Includes shares of common stock issuable upon conversion of the notes in addition to any other shares of common stock identified to us by the selling securityholder as owned by it. See footnote (1).

 

(3)

Calculated based on Rule 13d-3(d)(1)(i) of the Exchange Act, using 68,074,888 common shares outstanding as of January 30, 2006. In calculating this amount for each holder, we treated as outstanding the number of shares of common stock issuable upon conversion of all that holder’s notes, but we did not assume conversion of any other holder’s notes.

 

(4)

Patrick Corrigan, a director of Deutsche Bank Securities Inc., has dispositive power over the notes and voting and dispositive power over the shares of common stock underlying the notes held by this selling securityholder. Mr.
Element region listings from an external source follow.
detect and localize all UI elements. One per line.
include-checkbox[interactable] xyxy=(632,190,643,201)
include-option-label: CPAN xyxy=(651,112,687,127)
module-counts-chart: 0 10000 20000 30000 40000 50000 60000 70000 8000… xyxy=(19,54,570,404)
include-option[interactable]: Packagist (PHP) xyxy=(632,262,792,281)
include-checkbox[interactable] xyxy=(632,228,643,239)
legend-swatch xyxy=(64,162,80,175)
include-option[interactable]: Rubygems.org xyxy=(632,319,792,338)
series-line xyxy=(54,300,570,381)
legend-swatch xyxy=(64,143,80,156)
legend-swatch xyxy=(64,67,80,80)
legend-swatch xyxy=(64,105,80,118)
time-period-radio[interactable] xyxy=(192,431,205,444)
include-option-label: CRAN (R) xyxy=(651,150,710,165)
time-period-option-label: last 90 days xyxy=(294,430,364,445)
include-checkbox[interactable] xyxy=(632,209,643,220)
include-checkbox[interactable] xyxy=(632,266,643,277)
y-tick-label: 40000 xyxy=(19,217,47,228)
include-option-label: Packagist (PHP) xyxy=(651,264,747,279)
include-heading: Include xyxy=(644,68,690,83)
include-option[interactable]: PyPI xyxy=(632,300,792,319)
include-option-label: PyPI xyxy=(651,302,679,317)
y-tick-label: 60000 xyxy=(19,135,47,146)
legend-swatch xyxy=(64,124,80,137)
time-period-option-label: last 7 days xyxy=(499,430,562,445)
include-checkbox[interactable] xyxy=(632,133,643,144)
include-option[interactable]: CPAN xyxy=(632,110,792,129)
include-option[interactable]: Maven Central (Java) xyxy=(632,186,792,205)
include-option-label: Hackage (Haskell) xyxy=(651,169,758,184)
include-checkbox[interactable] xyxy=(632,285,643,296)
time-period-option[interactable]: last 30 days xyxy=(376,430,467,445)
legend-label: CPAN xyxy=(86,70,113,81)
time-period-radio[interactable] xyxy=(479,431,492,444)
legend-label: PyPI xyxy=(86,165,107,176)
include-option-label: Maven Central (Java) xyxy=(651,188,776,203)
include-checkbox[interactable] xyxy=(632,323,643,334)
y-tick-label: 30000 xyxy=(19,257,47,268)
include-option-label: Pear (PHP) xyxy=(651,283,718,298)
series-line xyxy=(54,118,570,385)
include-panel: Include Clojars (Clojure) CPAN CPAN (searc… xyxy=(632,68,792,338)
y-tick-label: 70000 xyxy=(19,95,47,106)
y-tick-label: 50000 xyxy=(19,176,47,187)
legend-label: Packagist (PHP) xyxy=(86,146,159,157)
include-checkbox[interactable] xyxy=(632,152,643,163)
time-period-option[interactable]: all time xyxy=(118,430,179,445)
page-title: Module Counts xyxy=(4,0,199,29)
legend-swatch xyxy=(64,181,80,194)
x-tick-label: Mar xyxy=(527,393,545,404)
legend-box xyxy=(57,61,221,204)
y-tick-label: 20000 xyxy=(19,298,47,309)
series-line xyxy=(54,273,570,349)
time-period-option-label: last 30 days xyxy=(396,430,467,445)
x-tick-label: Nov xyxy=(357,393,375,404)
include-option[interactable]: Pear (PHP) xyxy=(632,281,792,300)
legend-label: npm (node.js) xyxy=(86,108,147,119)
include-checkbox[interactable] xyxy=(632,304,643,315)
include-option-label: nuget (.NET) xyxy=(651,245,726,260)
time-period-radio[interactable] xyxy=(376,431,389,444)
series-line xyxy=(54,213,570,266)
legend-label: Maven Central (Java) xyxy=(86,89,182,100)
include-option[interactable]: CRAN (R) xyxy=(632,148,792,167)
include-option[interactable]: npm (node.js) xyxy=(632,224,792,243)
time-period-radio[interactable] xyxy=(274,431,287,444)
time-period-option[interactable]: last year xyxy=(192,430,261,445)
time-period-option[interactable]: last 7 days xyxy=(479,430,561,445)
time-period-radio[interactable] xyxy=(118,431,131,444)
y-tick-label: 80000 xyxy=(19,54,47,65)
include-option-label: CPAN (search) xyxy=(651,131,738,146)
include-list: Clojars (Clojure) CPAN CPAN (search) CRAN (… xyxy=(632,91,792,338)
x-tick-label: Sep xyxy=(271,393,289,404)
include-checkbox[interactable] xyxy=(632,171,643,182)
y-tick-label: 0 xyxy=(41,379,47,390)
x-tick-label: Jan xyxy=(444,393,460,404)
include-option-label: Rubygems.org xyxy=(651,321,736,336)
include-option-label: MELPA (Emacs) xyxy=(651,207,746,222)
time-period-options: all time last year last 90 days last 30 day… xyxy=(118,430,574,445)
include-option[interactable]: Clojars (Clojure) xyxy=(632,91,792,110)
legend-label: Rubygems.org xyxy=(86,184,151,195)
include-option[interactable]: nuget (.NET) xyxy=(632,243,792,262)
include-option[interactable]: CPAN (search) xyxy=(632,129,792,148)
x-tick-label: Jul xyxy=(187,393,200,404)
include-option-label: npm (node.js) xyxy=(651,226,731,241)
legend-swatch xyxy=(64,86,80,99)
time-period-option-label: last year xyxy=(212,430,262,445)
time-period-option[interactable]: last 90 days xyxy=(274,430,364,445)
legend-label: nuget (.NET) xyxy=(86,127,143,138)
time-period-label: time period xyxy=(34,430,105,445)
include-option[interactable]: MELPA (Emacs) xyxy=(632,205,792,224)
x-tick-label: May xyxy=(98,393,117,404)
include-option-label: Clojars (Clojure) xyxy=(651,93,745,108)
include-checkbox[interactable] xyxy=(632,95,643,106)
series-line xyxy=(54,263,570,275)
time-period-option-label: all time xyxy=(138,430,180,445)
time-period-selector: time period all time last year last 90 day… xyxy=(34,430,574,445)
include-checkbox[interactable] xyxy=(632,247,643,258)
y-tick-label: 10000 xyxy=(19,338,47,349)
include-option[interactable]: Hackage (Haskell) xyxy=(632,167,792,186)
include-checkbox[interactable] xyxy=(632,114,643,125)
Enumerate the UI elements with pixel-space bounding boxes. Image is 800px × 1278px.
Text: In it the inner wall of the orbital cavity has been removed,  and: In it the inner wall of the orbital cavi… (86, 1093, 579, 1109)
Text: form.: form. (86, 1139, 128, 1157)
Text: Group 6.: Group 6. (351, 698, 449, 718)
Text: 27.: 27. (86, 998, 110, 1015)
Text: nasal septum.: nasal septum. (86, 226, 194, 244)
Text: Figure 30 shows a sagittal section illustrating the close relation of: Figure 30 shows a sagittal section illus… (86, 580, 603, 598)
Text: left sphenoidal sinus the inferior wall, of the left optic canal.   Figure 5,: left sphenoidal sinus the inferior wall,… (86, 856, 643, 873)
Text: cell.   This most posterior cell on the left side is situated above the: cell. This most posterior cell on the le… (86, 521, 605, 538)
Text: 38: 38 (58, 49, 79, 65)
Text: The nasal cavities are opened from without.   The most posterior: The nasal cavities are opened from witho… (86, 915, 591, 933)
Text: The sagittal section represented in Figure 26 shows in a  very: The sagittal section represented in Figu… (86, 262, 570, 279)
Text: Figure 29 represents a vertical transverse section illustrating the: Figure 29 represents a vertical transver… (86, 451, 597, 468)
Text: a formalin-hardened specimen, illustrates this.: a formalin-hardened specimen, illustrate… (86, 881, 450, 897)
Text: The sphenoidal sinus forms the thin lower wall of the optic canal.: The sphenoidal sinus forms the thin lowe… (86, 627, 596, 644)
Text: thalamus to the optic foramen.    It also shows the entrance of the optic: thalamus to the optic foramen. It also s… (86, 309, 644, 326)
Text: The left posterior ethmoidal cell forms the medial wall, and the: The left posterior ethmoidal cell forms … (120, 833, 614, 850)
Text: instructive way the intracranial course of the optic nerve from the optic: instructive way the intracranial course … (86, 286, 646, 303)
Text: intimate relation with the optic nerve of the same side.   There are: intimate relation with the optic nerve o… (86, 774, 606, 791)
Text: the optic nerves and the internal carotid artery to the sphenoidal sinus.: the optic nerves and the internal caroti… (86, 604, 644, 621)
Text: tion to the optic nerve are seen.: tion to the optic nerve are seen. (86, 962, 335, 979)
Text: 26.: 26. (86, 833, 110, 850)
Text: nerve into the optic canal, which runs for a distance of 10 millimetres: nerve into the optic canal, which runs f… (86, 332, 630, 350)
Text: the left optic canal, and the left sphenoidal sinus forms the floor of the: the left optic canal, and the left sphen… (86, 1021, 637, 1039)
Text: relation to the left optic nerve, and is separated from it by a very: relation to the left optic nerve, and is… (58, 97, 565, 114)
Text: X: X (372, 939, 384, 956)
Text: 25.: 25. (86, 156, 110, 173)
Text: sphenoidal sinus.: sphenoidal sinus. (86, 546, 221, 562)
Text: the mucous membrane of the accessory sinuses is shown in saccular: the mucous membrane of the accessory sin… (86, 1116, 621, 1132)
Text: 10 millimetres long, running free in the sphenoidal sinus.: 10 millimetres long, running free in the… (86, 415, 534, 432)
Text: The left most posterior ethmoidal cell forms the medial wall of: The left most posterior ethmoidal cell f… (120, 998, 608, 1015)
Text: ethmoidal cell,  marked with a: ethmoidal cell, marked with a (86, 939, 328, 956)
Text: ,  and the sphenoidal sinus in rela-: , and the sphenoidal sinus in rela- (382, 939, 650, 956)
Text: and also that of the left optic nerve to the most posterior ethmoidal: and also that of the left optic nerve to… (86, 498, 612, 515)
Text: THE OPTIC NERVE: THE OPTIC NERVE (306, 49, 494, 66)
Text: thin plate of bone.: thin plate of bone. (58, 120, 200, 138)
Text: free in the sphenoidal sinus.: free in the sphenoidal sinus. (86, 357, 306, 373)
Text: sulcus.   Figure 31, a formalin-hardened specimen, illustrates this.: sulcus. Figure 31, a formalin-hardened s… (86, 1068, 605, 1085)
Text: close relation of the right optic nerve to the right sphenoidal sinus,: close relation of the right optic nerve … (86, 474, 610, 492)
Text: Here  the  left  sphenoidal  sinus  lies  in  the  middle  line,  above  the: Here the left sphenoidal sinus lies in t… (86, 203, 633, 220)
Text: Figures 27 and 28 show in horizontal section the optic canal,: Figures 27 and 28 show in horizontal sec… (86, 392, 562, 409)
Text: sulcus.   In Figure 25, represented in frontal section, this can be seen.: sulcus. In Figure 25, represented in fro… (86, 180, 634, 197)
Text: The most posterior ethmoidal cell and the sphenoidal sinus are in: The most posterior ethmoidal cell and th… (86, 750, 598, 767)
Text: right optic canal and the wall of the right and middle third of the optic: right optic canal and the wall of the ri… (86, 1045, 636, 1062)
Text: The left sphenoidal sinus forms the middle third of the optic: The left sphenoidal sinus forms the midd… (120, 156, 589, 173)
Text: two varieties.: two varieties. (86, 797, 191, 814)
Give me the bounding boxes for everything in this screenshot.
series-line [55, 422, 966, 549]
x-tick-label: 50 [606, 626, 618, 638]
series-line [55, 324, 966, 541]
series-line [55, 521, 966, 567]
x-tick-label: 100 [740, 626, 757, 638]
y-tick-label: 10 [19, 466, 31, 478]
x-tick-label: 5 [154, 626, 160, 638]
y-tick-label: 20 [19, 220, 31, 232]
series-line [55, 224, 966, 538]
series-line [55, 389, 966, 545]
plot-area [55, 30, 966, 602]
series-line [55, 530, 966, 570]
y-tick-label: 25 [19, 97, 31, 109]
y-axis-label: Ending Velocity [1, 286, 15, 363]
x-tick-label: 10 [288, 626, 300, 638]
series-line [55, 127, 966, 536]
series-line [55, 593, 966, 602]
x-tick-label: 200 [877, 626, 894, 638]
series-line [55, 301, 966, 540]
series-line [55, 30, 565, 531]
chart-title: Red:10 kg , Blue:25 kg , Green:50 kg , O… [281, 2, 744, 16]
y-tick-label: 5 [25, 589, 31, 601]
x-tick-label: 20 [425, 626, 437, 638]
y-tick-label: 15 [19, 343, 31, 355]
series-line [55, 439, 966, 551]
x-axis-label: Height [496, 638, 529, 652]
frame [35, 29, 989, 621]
Corrigan disclaims beneficial ownership of the notes and the shares of common stock underlying the notes held by this selling securityholder.

 

(5)

The selling securityholder has identified itself as an affiliate of a broker-dealer. Such selling securityholder has informed us that: (1) such selling securityholder purchased its notes in the ordinary course of business, and (2) at the time that the notes were purchased, the selling securityholder had no agreements or understandings, directly or indirectly, with any person to distribute the notes.

 

 



 

 

(6)

Ellington Management Group, LLC is the investment adviser of the selling securityholder. Michael Vranos, as principal of Ellington Management Group, LLC, has investment control over the notes and voting and investment control over the shares of common stock underlying the notes held by this selling securityholder. Mr. Vranos disclaims beneficial ownership of the notes and the shares of common stock underlying the notes held by this selling securityholder, except to the extent of any indirect ownership interest he may have in such securities through his economic participation in the selling securityholder.

 

Investing in the notes and our common stock issuable upon conversion of the notes involves risks that are described in the “Risk Factors” section of the accompanying prospectus beginning on page 6.

______________

 

Neither the Securities and Exchange Commission nor any state securities commission has approved or disapproved of these securities or determined if this prospectus supplement or the accompanying prospectus is truthful or complete. Any representation to the contrary is a criminal offense.

______________

 

The date of this prospectus supplement is January 31, 2006.